Glasser was disappointed that Smith and Sandahl didn't meet with him.
"It's really disappointing to me that they wouldn't even talk to me because I'm a veteran who served in their community; to see if I was even credible," Glasser said. "If it's true, there's a danger to the community. I feel that their lack of response is a failure in their fiduciary duty to the community that elected them and pays their salaries."
Smith said he called Glasser twice, including leaving a detailed voice message on Monday morning.
"I want to have a conversation, but it's hard if I can't get into contact with him," Smith said.
Last week, the Rantoul Press asked Carroll for a copy of the Agent Orange report that's on file. Carroll said he would call back and provide a copy. However, Chad Starr, public affairs officer with the Air Force Civil Engineer Center, called instead and said Carroll would release a response "as soon as we can."
Starr released a statement later that afternoon that states:
"The document does not state 'Agent Orange' was disposed but does discuss the possibility, based on interviews with base personnel in or around 1983, that four 55-gallon drums of the two herbicides, 2,4-dicholorophenoxyacetic acid (2,4-D) and/or 2,4,5-trichlorophenoxyacetic acid (2,4,5-T) may have been buried at Landfill 2 or Landfill 3."
Those two compounds are present in Agent Orange, as stated on the Monsanto Co. website. Monsanto was a manufacturer of Agent Orange during the Vietnam War.
Starr also released a report titled the "Final Focused Feasibility Study for Landfills from November 1999." In the 184-page study, the Air Force tested for 2,3,7,8-tetrachlorodibenzo-p-dioxin (TCDD) in the surface soil in 14 out of 36 sites and in the subsurface soil in 15 out of 40 sites.

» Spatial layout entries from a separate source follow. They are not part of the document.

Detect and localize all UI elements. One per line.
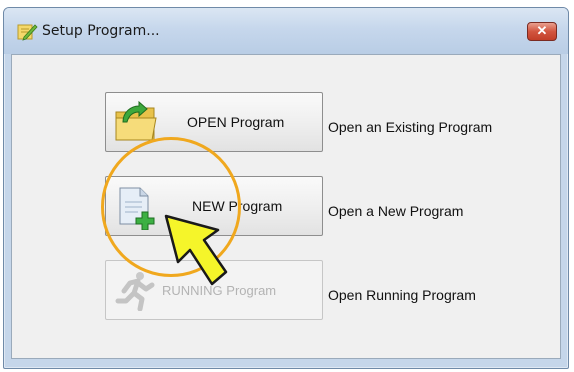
dialog-body: OPEN Program Open an Existing Program NE… (11, 54, 561, 359)
running-program-label: RUNNING Program (162, 282, 277, 298)
running-man-icon (115, 272, 155, 311)
new-program-button[interactable]: NEW Program (105, 176, 323, 236)
new-program-description: Open a New Program (328, 203, 464, 219)
open-program-description: Open an Existing Program (328, 119, 493, 135)
title-bar[interactable]: Setup Program... ✕ (4, 8, 568, 54)
open-program-button[interactable]: OPEN Program (105, 92, 323, 152)
open-program-label: OPEN Program (187, 114, 285, 130)
new-document-icon (119, 187, 155, 230)
close-icon: ✕ (536, 23, 548, 38)
running-program-description: Open Running Program (328, 287, 476, 303)
running-program-button[interactable]: RUNNING Program (105, 260, 323, 320)
close-button[interactable]: ✕ (527, 22, 557, 41)
window-title: Setup Program... (42, 23, 160, 39)
setup-pencil-icon (17, 24, 38, 41)
new-program-label: NEW Program (192, 198, 283, 214)
open-folder-icon (115, 100, 157, 141)
setup-program-window: Setup Program... ✕ OPEN Program Open an … (3, 7, 569, 369)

Andrew Mason, public information officer of the Illinois EPA, emailed the Rantoul Press last week stating the Department of Defense did not list Agent Orange usage at any Illinois site, and if the Air Force has the same conclusion, then "please understand where I'm coming from when I say that running a story that even suggests the possibility of something like Agent Orange being present will create a lot of confusion and concern that is not warranted, nor backed up by any evidence IEPA is aware of."
Agent Orange background
Agent Orange, a code name for an orange-striped barrel, is a mixture of herbicides that was sprayed during the Vietnam War from 1961-71 to defoliate the forest areas so aircraft could target the Viet Cong while destroying crops that might feed the enemy.
According to the Monsanto Co.'s website, a manufacturer of Agent Orange during the Vietnam War, the chemical contains a 50/50 mixture of unpurified butyl esters of 2,4-dichlorophenoxyacetic acid (2,4-D) and 2,4,5-trichlorophenoxyacetic acid (2,4,5-T). The byproduct of the chemical reaction creates dioxin (2,3,7,8-tetrachlorodibenzo-p-dioxin or TCDD), an extremely toxic chemical even in small dosages.
The Associated Press has reported that Agent Orange has caused adverse health effects to many Vietnamese, including cancer and severe birth defects. The Air Force sprayed mass quantities at the Eglin Air Force Base Reservation in Florida (1962-70), according to a Vietnam Veterans of America article.
"Agent Orange is never degradable," Restoration Advisory Board member Doug Rokke said. "It could still come out even if it's buried."
According to a Veterans Today article titled "Agent Orange: A Deadly Legacy" (Aug. 20, 2012), "Dioxin remains toxic for decades. It's not water soluble or easily degradable. It contaminates soil, foliage, air and water. It can be inhaled, absorbed through skin, or gain bodily entry through eyes, ears, or other cavity passages. It enters the food chain. Crops, plants, animals, and sea life are poisoned."
Chanute was labeled a Priority SuperFund site by the U.S. EPA in December 2000 after excavation proved there were volatile organic compounds, with dioxin being one of them.